When COS adopted a second poison pill that would require Suncor to double its 60-day minimum bid period or seek an order terminating the pill, it brought into focus the Canadian Securities Administrators’ proposed new takeover bid regime, for which the comment period closed in June.
Suncor bid highlights state of flux in takeover bid regime

The present meets the future in Suncor Emery Inc.’s unsolicited $4.3 billion takeover bid for Canadian Oil Sands Limited.

When COS adopted a second poison pill that would require Suncor to double its 60-day minimum bid period or seek an order terminating the pill, it brought into focus the Canadian Securities Administrators’ proposed new takeover bid regime, for which the comment period closed in June. Regulators have provided no hint when the new rules will come into force, but many observers expect implementation in early 2016.

“I’m not at all surprised that COS adopted a strategy that brings things into conformity with the new rules,” says Amanda Linett of Stikeman Elliott LLP in Toronto. “What we’ll have to see now is which rules the regulators will apply.”

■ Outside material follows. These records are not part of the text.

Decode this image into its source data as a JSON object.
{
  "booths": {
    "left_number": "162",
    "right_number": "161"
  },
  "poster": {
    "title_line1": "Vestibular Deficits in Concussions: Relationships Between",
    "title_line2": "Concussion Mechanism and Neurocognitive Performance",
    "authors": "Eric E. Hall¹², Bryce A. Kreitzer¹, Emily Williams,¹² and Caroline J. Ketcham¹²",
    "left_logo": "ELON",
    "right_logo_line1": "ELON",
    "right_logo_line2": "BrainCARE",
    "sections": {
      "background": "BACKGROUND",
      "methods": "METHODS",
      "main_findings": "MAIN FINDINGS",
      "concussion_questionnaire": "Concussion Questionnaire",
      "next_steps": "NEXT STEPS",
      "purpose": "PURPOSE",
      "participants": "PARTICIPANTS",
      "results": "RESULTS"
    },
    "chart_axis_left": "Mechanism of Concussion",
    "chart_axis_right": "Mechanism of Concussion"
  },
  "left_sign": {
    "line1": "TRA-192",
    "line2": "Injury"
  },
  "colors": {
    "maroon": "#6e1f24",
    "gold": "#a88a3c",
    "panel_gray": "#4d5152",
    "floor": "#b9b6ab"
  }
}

Under the new “just say slow” regime, takeover bids must be remain open for a minimum of 120 days, though target boards may in certain cases shorten that period to 35 days. Shareholders will still have their say on a bid by way of a new 50 per cent minimum tender condition. If the minimum condition is met, undecided shareholders will have 10 days to accept. Exemptions are unchanged under the new rules.

The extended bid length gives other interested bidders a longer period to intervene, creating uncertainty for the initial bidders, especially if they are hostile. In turn, the uncertainty can give boards more negotiating leverage.

By contrast, under the existing regime, directors must issue a circular evaluating the bid within 15 days, and bids must remain open for only 35 days. While defensive measures such as poison pills are frequently used to buy time, bidders can generally obtain regulatory orders to cease trade the pills within 60 or perhaps 90 days.

As it turns out, Suncor structured its bid as a permitted bid under a pre-existing COS poison pill. The bid was open for 60 days and featured a minimum tender condition of over 50 per cent that, if met, would require Suncor to extend its bid for a further 10 days.

Should Suncor extend its bid to deal with the second pill, its bid would remain open for 120 days. But should it apply for a cease trade order, securities regulators might cap the bid period at 60 days in conformity with the general practice under the old rules.

“In support of its position, Suncor would argue that its original bid was a permitted bid that conformed with a poison pill that had been approved by shareholders,” says John Emanoilidis of Torys LLP in Toronto.

As it turns out, COS’ strategy in this interim environment is not new to the market. Just a few weeks ago, after Total Energy Service Inc. announced its intention to make a takeover bid for Strad Energy Services Ltd. Strad responded by adopting a pill that required a takeover bid to remain open for 120 days to qualify as a permitted bid.

“Total decided not to go ahead because of the uncertainty over that length of time,” Emanoilidis said.

Suncor faces similar uncertainty.

“The interim period before implementation is always very tricky because regulators are loath to treat a proposal as if it had been implemented,” says Emanoilidis’ partner Cornell Wright. “Still, what the target did here is a smart tactical move that was entirely predictable.”

After all, it’s not as if a 120-day minimum period is completely foreign to Canadian regulators.

In June 2014, , the British Columbia Securities Commission allowed Augusta Resource’s poison pill in response to HudBay Minerals’ hostile bid to remain in place for an unprecedented 156 days. At the time, the CSA had published a proposal that would allow a pill to remain in place where it had been approved by shareholders on an annual basis or within 90 days of a bid.

At the heart of the BCSC’s reasoning, however, was the fact that Augusta shareholders had approved the pill in the face of the HudBay bid. The Commission stoutly denied that the proposed new rule had governed its decision.

COS shareholders, however, have not given their approval to the second pill. Still, Emanoilidis believes that the second poison pill could stand.

“It wouldn’t be a stretch for the regulators to say that 120 days is right while we wait for the new rules to be implemented — especially because there’s a general consensus out there that the new rules are the right kind of rules.”